CRDD can mimic histiocytoses, juvenile xanthogranuloma, sarcoidosis, lymphoproliferative disorders, tuberculosis, leishmaniasis and other infiltrative and infectious etiologies. In our patient there was a strong suspicion of lupus vulgaris. However, involvement of the ear aroused suspicion of infiltrative disorders like CRDD at the first visit. Other diseases involving the ear such as pseudolymphoma, leprosy, perichondritis and relapsing polychondritis were clinically ruled out in our case.
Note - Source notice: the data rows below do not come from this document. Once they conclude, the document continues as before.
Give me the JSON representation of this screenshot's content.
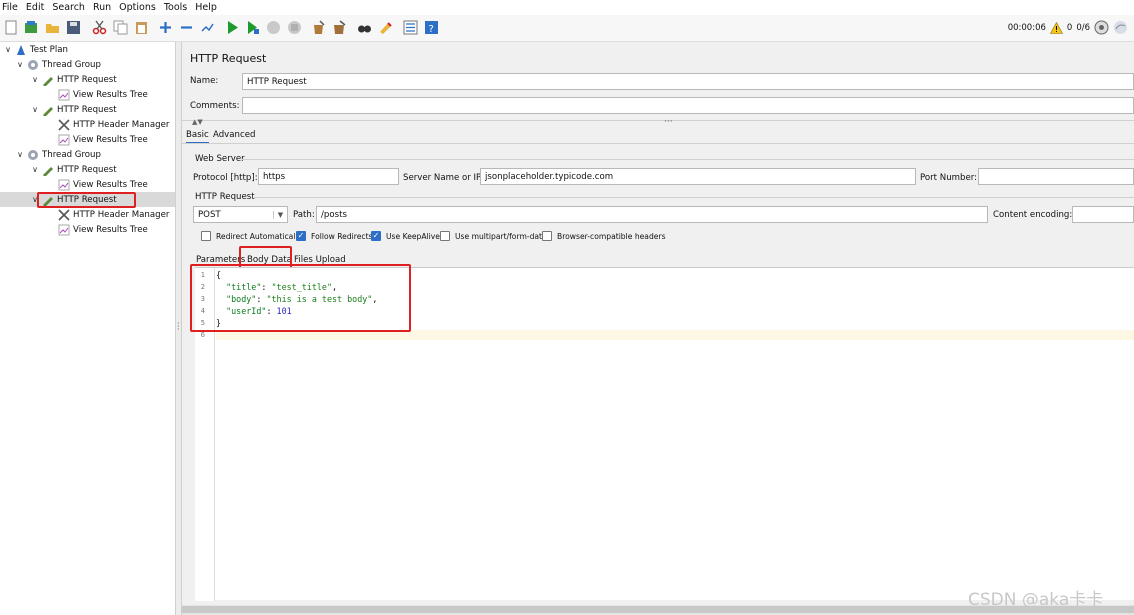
{
  "menu": [
    "File",
    "Edit",
    "Search",
    "Run",
    "Options",
    "Tools",
    "Help"
  ],
  "toolbar": {
    "timer": "00:00:06",
    "warnings": "0",
    "threads": "0/6"
  },
  "tree": {
    "test_plan": "Test Plan",
    "thread_group_1": "Thread Group",
    "http_request_1": "HTTP Request",
    "results_tree_1": "View Results Tree",
    "http_request_2": "HTTP Request",
    "header_manager_1": "HTTP Header Manager",
    "results_tree_2": "View Results Tree",
    "thread_group_2": "Thread Group",
    "http_request_3": "HTTP Request",
    "results_tree_3": "View Results Tree",
    "http_request_4": "HTTP Request",
    "header_manager_2": "HTTP Header Manager",
    "results_tree_4": "View Results Tree"
  },
  "panel": {
    "title": "HTTP Request",
    "name_label": "Name:",
    "name_value": "HTTP Request",
    "comments_label": "Comments:",
    "comments_value": "",
    "tabs": [
      "Basic",
      "Advanced"
    ],
    "web_server_label": "Web Server",
    "protocol_label": "Protocol [http]:",
    "protocol_value": "https",
    "server_label": "Server Name or IP:",
    "server_value": "jsonplaceholder.typicode.com",
    "port_label": "Port Number:",
    "port_value": "",
    "http_request_label": "HTTP Request",
    "method_value": "POST",
    "path_label": "Path:",
    "path_value": "/posts",
    "encoding_label": "Content encoding:",
    "encoding_value": "",
    "checkboxes": [
      {
        "label": "Redirect Automatically",
        "checked": false
      },
      {
        "label": "Follow Redirects",
        "checked": true
      },
      {
        "label": "Use KeepAlive",
        "checked": true
      },
      {
        "label": "Use multipart/form-data",
        "checked": false
      },
      {
        "label": "Browser-compatible headers",
        "checked": false
      }
    ],
    "subtabs": [
      "Parameters",
      "Body Data",
      "Files Upload"
    ]
  },
  "editor": {
    "line_numbers": [
      "1",
      "2",
      "3",
      "4",
      "5",
      "6"
    ],
    "lines": {
      "l1": "{",
      "l2_key": "\"title\"",
      "l2_val": "\"test_title\"",
      "l3_key": "\"body\"",
      "l3_val": "\"this is a test body\"",
      "l4_key": "\"userId\"",
      "l4_val": "101",
      "l5": "}"
    }
  },
  "watermark": "CSDN @aka卡卡",
  "colors": {
    "highlight_box": "#e02020",
    "checkbox_checked": "#2d6fc7",
    "json_key": "#0c7b1f",
    "json_number": "#2727c9"
  }
}
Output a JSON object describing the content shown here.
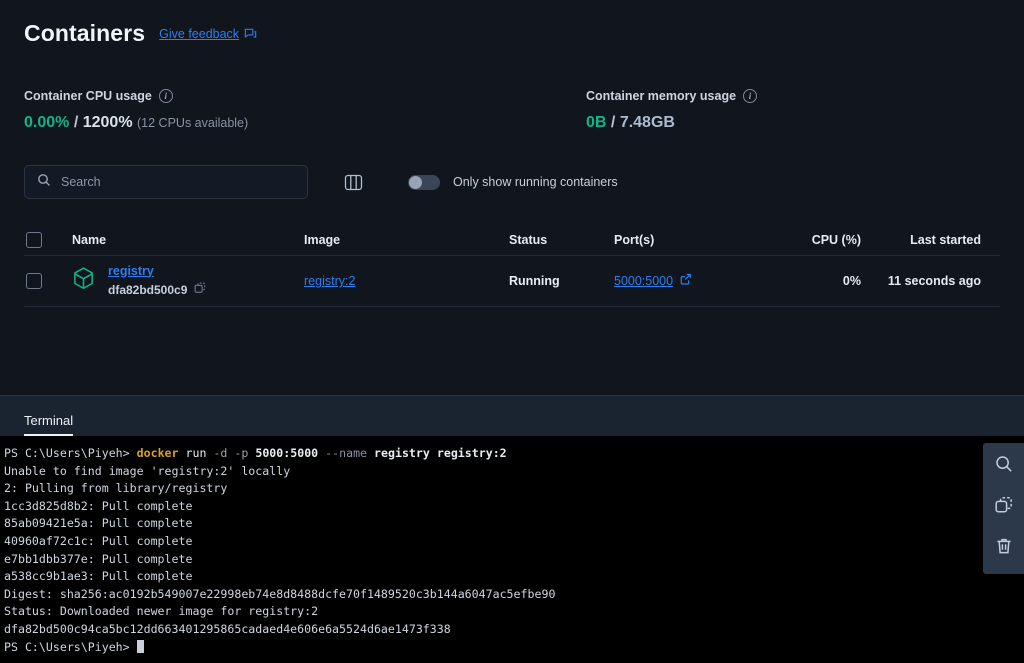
{
  "header": {
    "title": "Containers",
    "feedback_label": "Give feedback",
    "feedback_icon": "feedback-bubble-icon"
  },
  "stats": {
    "cpu": {
      "label": "Container CPU usage",
      "info_icon": "info-icon",
      "used": "0.00%",
      "separator": "/",
      "total": "1200%",
      "note": "(12 CPUs available)"
    },
    "memory": {
      "label": "Container memory usage",
      "info_icon": "info-icon",
      "used": "0B",
      "separator": "/",
      "total": "7.48GB"
    }
  },
  "controls": {
    "search_placeholder": "Search",
    "search_value": "",
    "search_icon": "search-icon",
    "columns_icon": "columns-layout-icon",
    "toggle_label": "Only show running containers",
    "toggle_on": false
  },
  "table": {
    "columns": [
      "Name",
      "Image",
      "Status",
      "Port(s)",
      "CPU (%)",
      "Last started"
    ],
    "rows": [
      {
        "name": "registry",
        "container_id": "dfa82bd500c9",
        "image": "registry:2",
        "status": "Running",
        "ports": "5000:5000",
        "cpu": "0%",
        "last_started": "11 seconds ago",
        "container_icon": "container-cube-icon",
        "copy_icon": "copy-icon",
        "external_link_icon": "external-link-icon"
      }
    ]
  },
  "terminal": {
    "tab_label": "Terminal",
    "prompt": "PS C:\\Users\\Piyeh>",
    "command": {
      "binary": "docker",
      "subcommand": "run",
      "flag_detach": "-d",
      "flag_publish": "-p",
      "publish_value": "5000:5000",
      "flag_name": "--name",
      "name_value": "registry",
      "image": "registry:2"
    },
    "output_lines": [
      "Unable to find image 'registry:2' locally",
      "2: Pulling from library/registry",
      "1cc3d825d8b2: Pull complete",
      "85ab09421e5a: Pull complete",
      "40960af72c1c: Pull complete",
      "e7bb1dbb377e: Pull complete",
      "a538cc9b1ae3: Pull complete",
      "Digest: sha256:ac0192b549007e22998eb74e8d8488dcfe70f1489520c3b144a6047ac5efbe90",
      "Status: Downloaded newer image for registry:2",
      "dfa82bd500c94ca5bc12dd663401295865cadaed4e606e6a5524d6ae1473f338"
    ],
    "final_prompt": "PS C:\\Users\\Piyeh>",
    "tools": [
      "search-icon",
      "copy-icon",
      "trash-icon"
    ]
  },
  "colors": {
    "accent_link": "#2f7ef0",
    "success_green": "#0fb686",
    "panel_bg": "#10151e",
    "terminal_bg": "#000000"
  }
}
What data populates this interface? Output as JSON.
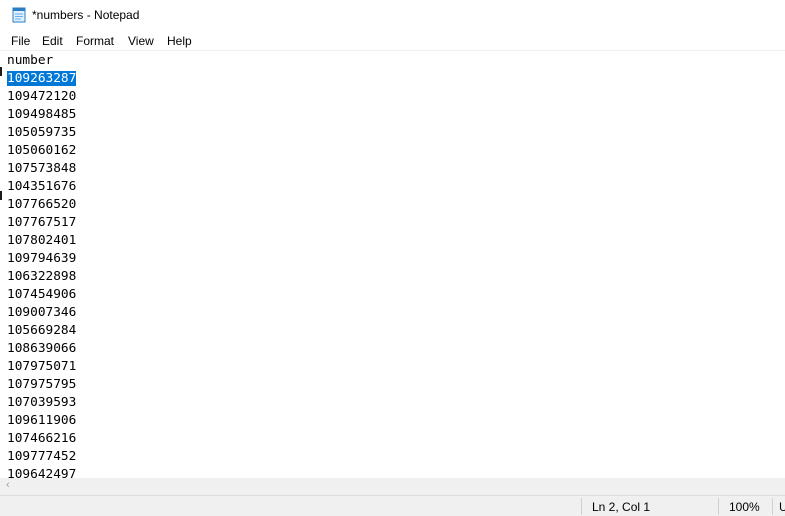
{
  "window": {
    "title": "*numbers - Notepad"
  },
  "menu": [
    "File",
    "Edit",
    "Format",
    "View",
    "Help"
  ],
  "editor": {
    "header_line": "number",
    "selected_line_index": 1,
    "lines": [
      "number",
      "109263287",
      "109472120",
      "109498485",
      "105059735",
      "105060162",
      "107573848",
      "104351676",
      "107766520",
      "107767517",
      "107802401",
      "109794639",
      "106322898",
      "107454906",
      "109007346",
      "105669284",
      "108639066",
      "107975071",
      "107975795",
      "107039593",
      "109611906",
      "107466216",
      "109777452",
      "109642497"
    ]
  },
  "status": {
    "position": "Ln 2, Col 1",
    "zoom": "100%",
    "encoding_fragment": "U"
  },
  "colors": {
    "selection": "#0078d7",
    "chrome": "#f0f0f0"
  },
  "icons": {
    "app": "notepad-icon",
    "scroll_left": "chevron-left-icon"
  }
}
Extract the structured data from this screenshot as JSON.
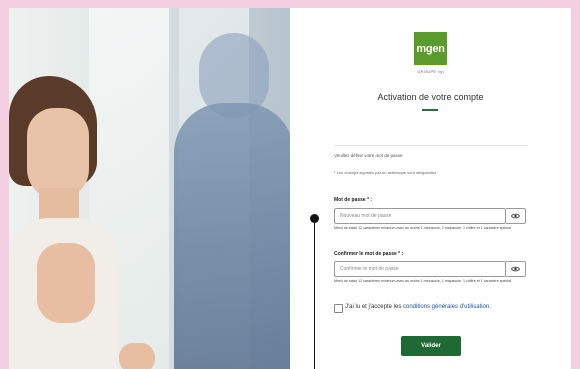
{
  "logo": {
    "text": "mgen",
    "subtext": "GROUPE vyv",
    "brand_color": "#5a9b2c"
  },
  "form": {
    "title": "Activation de votre compte",
    "intro": "Veuillez définir votre mot de passe",
    "required_note": "* Les champs signalés par un astérisque sont obligatoires",
    "password": {
      "label": "Mot de passe * :",
      "placeholder": "Nouveau mot de passe",
      "help": "Merci de saisir 12 caractères minimum avec au moins 1 minuscule, 1 majuscule, 1 chiffre et 1 caractère spécial."
    },
    "confirm": {
      "label": "Confirmer le mot de passe * :",
      "placeholder": "Confirmer le mot de passe",
      "help": "Merci de saisir 12 caractères minimum avec au moins 1 minuscule, 1 majuscule, 1 chiffre et 1 caractère spécial."
    },
    "terms": {
      "prefix": "J'ai lu et j'accepte les ",
      "link": "conditions générales d'utilisation",
      "suffix": "."
    },
    "submit_label": "Valider",
    "accent_color": "#1f6a34",
    "link_color": "#1f57a7"
  },
  "icons": {
    "password_toggle": "eye-icon",
    "confirm_toggle": "eye-icon"
  }
}
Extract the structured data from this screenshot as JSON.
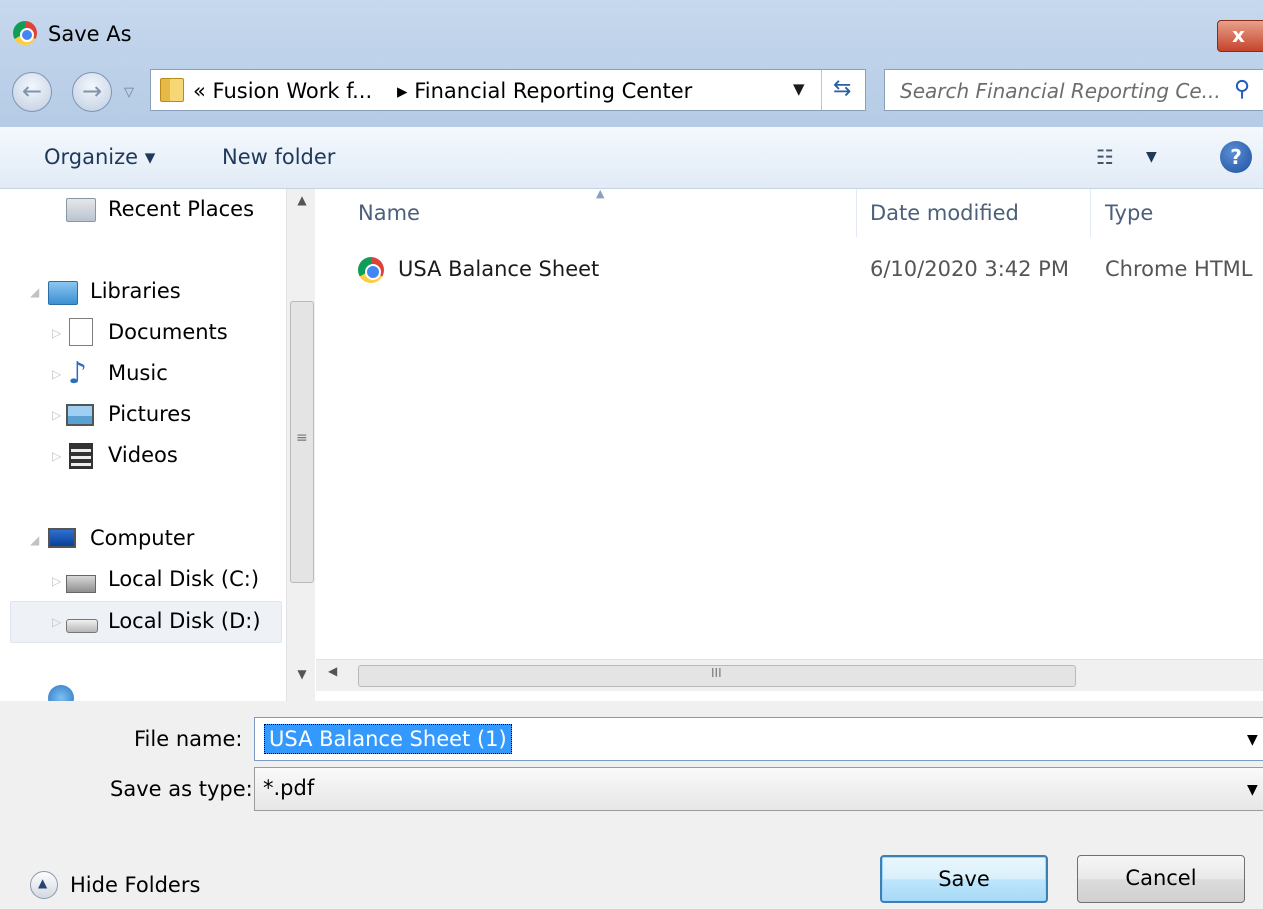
{
  "window": {
    "title": "Save As",
    "close_label": "x"
  },
  "navigation": {
    "back_glyph": "←",
    "forward_glyph": "→",
    "breadcrumb": [
      {
        "label": "« Fusion Work f..."
      },
      {
        "label": "▸ Financial Reporting Center"
      }
    ],
    "search_placeholder": "Search Financial Reporting Ce..."
  },
  "toolbar": {
    "organize_label": "Organize ▾",
    "new_folder_label": "New folder"
  },
  "sidebar": {
    "items": [
      {
        "label": "Recent Places",
        "icon": "recent-places-icon"
      },
      {
        "label": "Libraries",
        "icon": "libraries-icon"
      },
      {
        "label": "Documents",
        "icon": "documents-icon"
      },
      {
        "label": "Music",
        "icon": "music-icon"
      },
      {
        "label": "Pictures",
        "icon": "pictures-icon"
      },
      {
        "label": "Videos",
        "icon": "videos-icon"
      },
      {
        "label": "Computer",
        "icon": "computer-icon"
      },
      {
        "label": "Local Disk (C:)",
        "icon": "local-disk-c-icon"
      },
      {
        "label": "Local Disk (D:)",
        "icon": "local-disk-d-icon",
        "selected": true
      }
    ]
  },
  "file_list": {
    "columns": [
      "Name",
      "Date modified",
      "Type"
    ],
    "rows": [
      {
        "name": "USA Balance Sheet",
        "date_modified": "6/10/2020 3:42 PM",
        "type": "Chrome HTML"
      }
    ]
  },
  "form": {
    "file_name_label": "File name:",
    "file_name_value": "USA Balance Sheet (1)",
    "save_type_label": "Save as type:",
    "save_type_value": "*.pdf"
  },
  "footer": {
    "hide_folders_label": "Hide Folders",
    "save_label": "Save",
    "cancel_label": "Cancel"
  },
  "colors": {
    "title_bar": "#c7d9ee",
    "selection": "#3399ff",
    "primary_button_border": "#3c7fb1"
  }
}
Most patients with CRDD have a self-limiting and benign clinical course and spontaneous resolution is frequent. Treatment is required only in symptomatic cases or those with disseminated disease. Corticosteroids, thalidomide, alkylating agents, retinoids, radiotherapy, and surgical excision have been used previously. Although progression to systemic disease has not been reported, nevertheless, follow-up of CRDD patients is recommended to exclude any possible recurrence or subsequent development of systemic disease.